As the Party of Orwell’s dystopian nightmare ruthlessly prunes vocabulary from the English language, they restrict the scope for expression. As fewer words are available to signify experiences and thoughts, nuance is lost, and human interaction becomes increasingly simplified and vague. Eventually, even the ability to think about complex ideas is lost. That’s totalitarian control. In contrast, the creation of language and the greater variety of words, all with subtle and gradated differences in their meanings, affords the speaker, writer or thinker greater precision of expression, and therefore greater clarity and concision.
“A picture doesn’t paint a thousand words, because it lacks the precision of a thousand words.”
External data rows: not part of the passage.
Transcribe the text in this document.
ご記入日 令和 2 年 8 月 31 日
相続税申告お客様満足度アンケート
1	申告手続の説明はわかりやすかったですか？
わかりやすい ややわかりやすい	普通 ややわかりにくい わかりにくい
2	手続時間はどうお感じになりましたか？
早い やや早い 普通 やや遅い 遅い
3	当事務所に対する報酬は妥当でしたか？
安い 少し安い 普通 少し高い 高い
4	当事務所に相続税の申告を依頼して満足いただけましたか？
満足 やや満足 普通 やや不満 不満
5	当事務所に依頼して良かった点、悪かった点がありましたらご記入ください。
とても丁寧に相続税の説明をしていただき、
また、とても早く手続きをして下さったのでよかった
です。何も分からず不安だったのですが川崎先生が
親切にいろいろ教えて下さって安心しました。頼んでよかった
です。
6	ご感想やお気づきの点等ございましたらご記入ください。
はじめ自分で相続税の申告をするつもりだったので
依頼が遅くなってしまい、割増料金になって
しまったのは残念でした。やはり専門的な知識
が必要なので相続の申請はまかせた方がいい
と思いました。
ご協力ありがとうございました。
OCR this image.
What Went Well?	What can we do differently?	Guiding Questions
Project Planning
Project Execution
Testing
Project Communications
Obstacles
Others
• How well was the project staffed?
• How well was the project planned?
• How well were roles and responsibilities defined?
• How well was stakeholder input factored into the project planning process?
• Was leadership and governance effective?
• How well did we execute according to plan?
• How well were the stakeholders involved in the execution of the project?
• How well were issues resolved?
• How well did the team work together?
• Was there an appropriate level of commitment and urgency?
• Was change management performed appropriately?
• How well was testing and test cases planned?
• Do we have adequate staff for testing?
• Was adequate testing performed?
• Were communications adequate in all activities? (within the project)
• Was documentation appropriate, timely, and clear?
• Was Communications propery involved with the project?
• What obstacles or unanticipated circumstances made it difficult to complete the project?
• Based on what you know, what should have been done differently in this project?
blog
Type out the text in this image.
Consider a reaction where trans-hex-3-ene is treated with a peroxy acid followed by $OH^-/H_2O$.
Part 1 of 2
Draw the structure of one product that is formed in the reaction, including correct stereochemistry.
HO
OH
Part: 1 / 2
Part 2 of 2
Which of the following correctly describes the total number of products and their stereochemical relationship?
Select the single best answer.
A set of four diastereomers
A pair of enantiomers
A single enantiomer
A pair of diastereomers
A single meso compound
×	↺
A picture doesn’t paint a thousand words, because it lacks the precision of a thousand words. It certainly might hold a thousand brush strokes or a thousand lines. It might even take a thousand words to accurately describe what is depicted in the image, but that’s not really the point. In works of art, the meaning is understood to be subjective. Like the inkblots in the psychologist’s Rorschach test, the work of art catalyses an individual and highly personal response. The viewer brings all their past experiences to the painting, photograph or sculpture, and they view the work of art through the lens of their own unique human experience. Therefore, the work of art does not have a fixed meaning. It is not a simple signifier – it is something more beautiful and complex than that. An abstract sculpture has as many interpretations as it does viewers, and every one of those interpretations is entirely valid. Some people want us to view words in the same way. English teachers do this a lot, and with good reason. It is certainly possible to interpret individual works of poetry, for example, in diverse ways. My colleagues and I have rather different ideas about what is going on in Browning’s ‘Porphyria’s Lover’. The ambiguity and polysemy of that dramatic monologue is part of the beauty and complexity of English literature. However, beauty, ambiguity and complexity are of limited use when you are seeking clarity of communication – and that is certainly something we need as educators. A wider variety of words, all charged with the power of their own fixed and socially agreed upon definitions, are the basis for effective and nuanced communication.
Art is beautiful and it communicates sublime meaning beyond words, but that meaning is not the same as the carefully delineated meaning of a thousand words.